7. What will be the gradient for a BG track when the gradient resistance together with curve resistance due to a 3° curve is equal to the resistance due to ruling gradient of1 in 200? What would be the resistance when an 8° curve is provided on an MG line and a train with a total weight of 914.85 t is passing over it.

8. What resistances does a locomotive have to overcome for hauling a train in hilly terrains? A goods train with 80 wagons weighing 30 t each is to run at a speed of 50 km/h, while ascending a 0.25% gradient with 2° curves. The train is hauled by a 2-8-4 locomotive with 18.5 t load on each driving axle. Find out whether the locomotive will be able to haul the load at the desired speed.
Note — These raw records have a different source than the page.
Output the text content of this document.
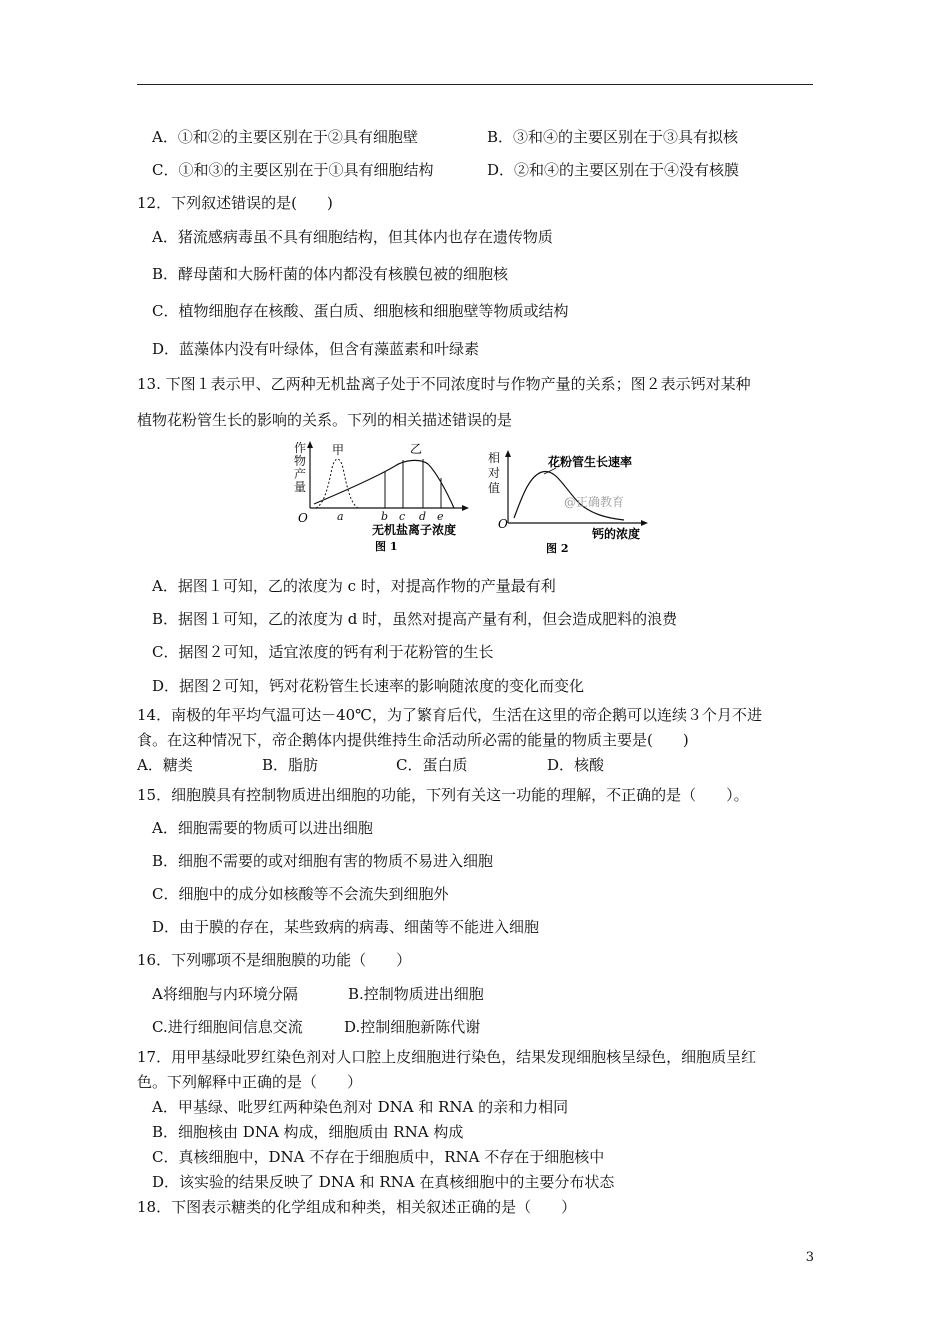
A．①和②的主要区别在于②具有细胞壁	B．③和④的主要区别在于③具有拟核
C．①和③的主要区别在于①具有细胞结构	D．②和④的主要区别在于④没有核膜
12．下列叙述错误的是(　　)
A．猪流感病毒虽不具有细胞结构，但其体内也存在遗传物质
B．酵母菌和大肠杆菌的体内都没有核膜包被的细胞核
C．植物细胞存在核酸、蛋白质、细胞核和细胞壁等物质或结构
D．蓝藻体内没有叶绿体，但含有藻蓝素和叶绿素
13. 下图１表示甲、乙两种无机盐离子处于不同浓度时与作物产量的关系；图２表示钙对某种
植物花粉管生长的影响的关系。下列的相关描述错误的是
作
物
产
量
O
甲	乙
a	b c d e
无机盐离子浓度
图 1
相
对
值
O
花粉管生长速率
@正确教育
钙的浓度
图 2
A．据图１可知，乙的浓度为 c 时，对提高作物的产量最有利
B．据图１可知，乙的浓度为 d 时，虽然对提高产量有利，但会造成肥料的浪费
C．据图２可知，适宜浓度的钙有利于花粉管的生长
D．据图２可知，钙对花粉管生长速率的影响随浓度的变化而变化
14．南极的年平均气温可达－40℃，为了繁育后代，生活在这里的帝企鹅可以连续３个月不进
食。在这种情况下，帝企鹅体内提供维持生命活动所必需的能量的物质主要是(　　)
A．糖类	B．脂肪	C．蛋白质	D．核酸
15．细胞膜具有控制物质进出细胞的功能，下列有关这一功能的理解，不正确的是（　　）。
A．细胞需要的物质可以进出细胞
B．细胞不需要的或对细胞有害的物质不易进入细胞
C．细胞中的成分如核酸等不会流失到细胞外
D．由于膜的存在，某些致病的病毒、细菌等不能进入细胞
16．下列哪项不是细胞膜的功能（　　）
A将细胞与内环境分隔	B.控制物质进出细胞
C.进行细胞间信息交流	D.控制细胞新陈代谢
17．用甲基绿吡罗红染色剂对人口腔上皮细胞进行染色，结果发现细胞核呈绿色，细胞质呈红
色。下列解释中正确的是（　　）
A．甲基绿、吡罗红两种染色剂对 DNA 和 RNA 的亲和力相同
B．细胞核由 DNA 构成，细胞质由 RNA 构成
C．真核细胞中，DNA 不存在于细胞质中，RNA 不存在于细胞核中
D．该实验的结果反映了 DNA 和 RNA 在真核细胞中的主要分布状态
18．下图表示糖类的化学组成和种类，相关叙述正确的是（　　）
3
Assume the coefficient of rail-wheel friction to be 0.2.

9. Name the different train resistances that a locomotive has to overcome in hauling a train under adverse circumstances. Explain the factors that would affect speed-dependent resistances. What do you understand by gradient compensation on curved alignment?

10. Compare the various characteristics of steam, diesel and electric traction.